Your mouth is God's brothel.
Mom is telling us about the time she drank her own breast milk. Help.
God Help those hot young girls. It's going to be like Bambi in iraq. Except worse.
found a ham sandwich in the elevator it tasted so hungry and it was still fresh. dont be mad at me. you know you love ham.
Vodka @ 9pm. Library. Nothing can go wrong, I promise.
I've spent more money on drugs for bonnaroo than my actual ticket. Proudly.
Listen. You seriously only live once... there aren't that many cinco de mayos left until someone knocks u up and u have to have a shotgun wedding.
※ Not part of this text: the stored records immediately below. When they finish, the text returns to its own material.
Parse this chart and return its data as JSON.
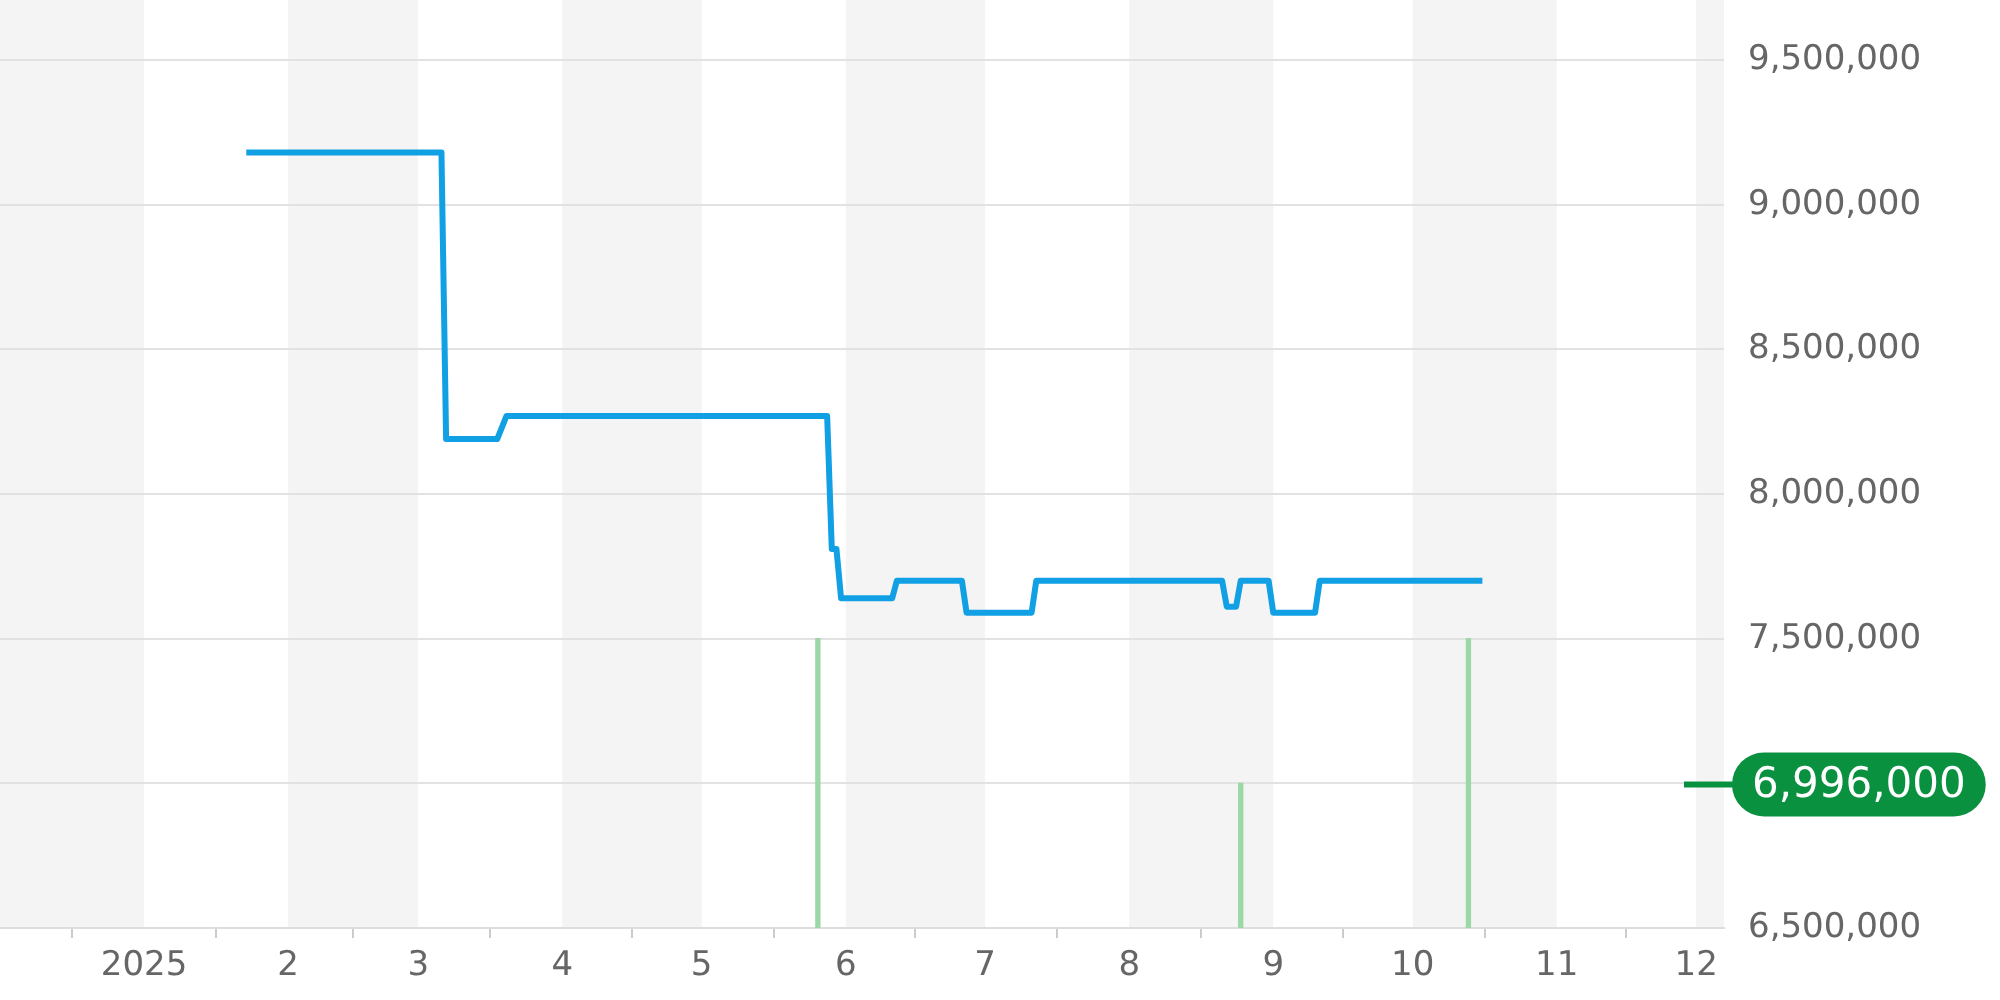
{
  "chart_data": {
    "type": "line",
    "xlim": [
      "2024-12-01",
      "2025-12-07"
    ],
    "xticks": [
      {
        "value": "2025-01-01",
        "label": "2025"
      },
      {
        "value": "2025-02-01",
        "label": "2"
      },
      {
        "value": "2025-03-01",
        "label": "3"
      },
      {
        "value": "2025-04-01",
        "label": "4"
      },
      {
        "value": "2025-05-01",
        "label": "5"
      },
      {
        "value": "2025-06-01",
        "label": "6"
      },
      {
        "value": "2025-07-01",
        "label": "7"
      },
      {
        "value": "2025-08-01",
        "label": "8"
      },
      {
        "value": "2025-09-01",
        "label": "9"
      },
      {
        "value": "2025-10-01",
        "label": "10"
      },
      {
        "value": "2025-11-01",
        "label": "11"
      },
      {
        "value": "2025-12-01",
        "label": "12"
      }
    ],
    "ylim": [
      6500000,
      9500000
    ],
    "yticks": [
      {
        "value": 6500000,
        "label": "6,500,000"
      },
      {
        "value": 7000000,
        "label": null
      },
      {
        "value": 7500000,
        "label": "7,500,000"
      },
      {
        "value": 8000000,
        "label": "8,000,000"
      },
      {
        "value": 8500000,
        "label": "8,500,000"
      },
      {
        "value": 9000000,
        "label": "9,000,000"
      },
      {
        "value": 9500000,
        "label": "9,500,000"
      }
    ],
    "grid": "y",
    "legend": false,
    "marker": "none",
    "line_style": "solid",
    "series": [
      {
        "color": "#10a0e3",
        "x": [
          "2025-01-23",
          "2025-03-06",
          "2025-03-07",
          "2025-03-18",
          "2025-03-20",
          "2025-05-28",
          "2025-05-29",
          "2025-05-30",
          "2025-05-31",
          "2025-06-11",
          "2025-06-12",
          "2025-06-26",
          "2025-06-27",
          "2025-07-11",
          "2025-07-12",
          "2025-08-21",
          "2025-08-22",
          "2025-08-24",
          "2025-08-25",
          "2025-08-31",
          "2025-09-01",
          "2025-09-10",
          "2025-09-11",
          "2025-10-16"
        ],
        "values": [
          9180000,
          9180000,
          8190000,
          8190000,
          8270000,
          8270000,
          7810000,
          7810000,
          7640000,
          7640000,
          7700000,
          7700000,
          7590000,
          7590000,
          7700000,
          7700000,
          7610000,
          7610000,
          7700000,
          7700000,
          7590000,
          7590000,
          7700000,
          7700000
        ]
      },
      {
        "type": "bar",
        "color": "#9ad8a5",
        "x": [
          "2025-05-26",
          "2025-08-25",
          "2025-10-13"
        ],
        "values": [
          7500000,
          7000000,
          7500000
        ]
      }
    ],
    "bands": [
      {
        "axis": "x",
        "from": "2024-12-01",
        "to": "2025-01-01",
        "color": "#f4f4f4"
      },
      {
        "axis": "x",
        "from": "2025-02-01",
        "to": "2025-03-01",
        "color": "#f4f4f4"
      },
      {
        "axis": "x",
        "from": "2025-04-01",
        "to": "2025-05-01",
        "color": "#f4f4f4"
      },
      {
        "axis": "x",
        "from": "2025-06-01",
        "to": "2025-07-01",
        "color": "#f4f4f4"
      },
      {
        "axis": "x",
        "from": "2025-08-01",
        "to": "2025-09-01",
        "color": "#f4f4f4"
      },
      {
        "axis": "x",
        "from": "2025-10-01",
        "to": "2025-11-01",
        "color": "#f4f4f4"
      },
      {
        "axis": "x",
        "from": "2025-12-01",
        "to": "2025-12-07",
        "color": "#f4f4f4"
      }
    ],
    "ref_lines": [
      {
        "axis": "y",
        "value": 6996000,
        "label": "6,996,000",
        "color": "#0a9140"
      }
    ]
  }
}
Man up.
Also 70% sure I have a splinter on my eyelid from last night
its 2pm. u awake yet?
ill text u back later. still peeling fingernail polish off my face.
Sorry about waking up naked in your bed this morning.
NO. FUCK YOU. I HOPE SOMEONE REPLACES YOUR LUBE WITH HOT SAUCE.
apparently i came home last night raving about goats and singing songs from muppet treasure island
I just ate a handful of salt
I thought this was a good idea
You have GOT to stop kicking in his kitchen door. Just wait for him to open it next time.
did i tell you guys i finally 69’d for the first time last night? just thought the group chat should know.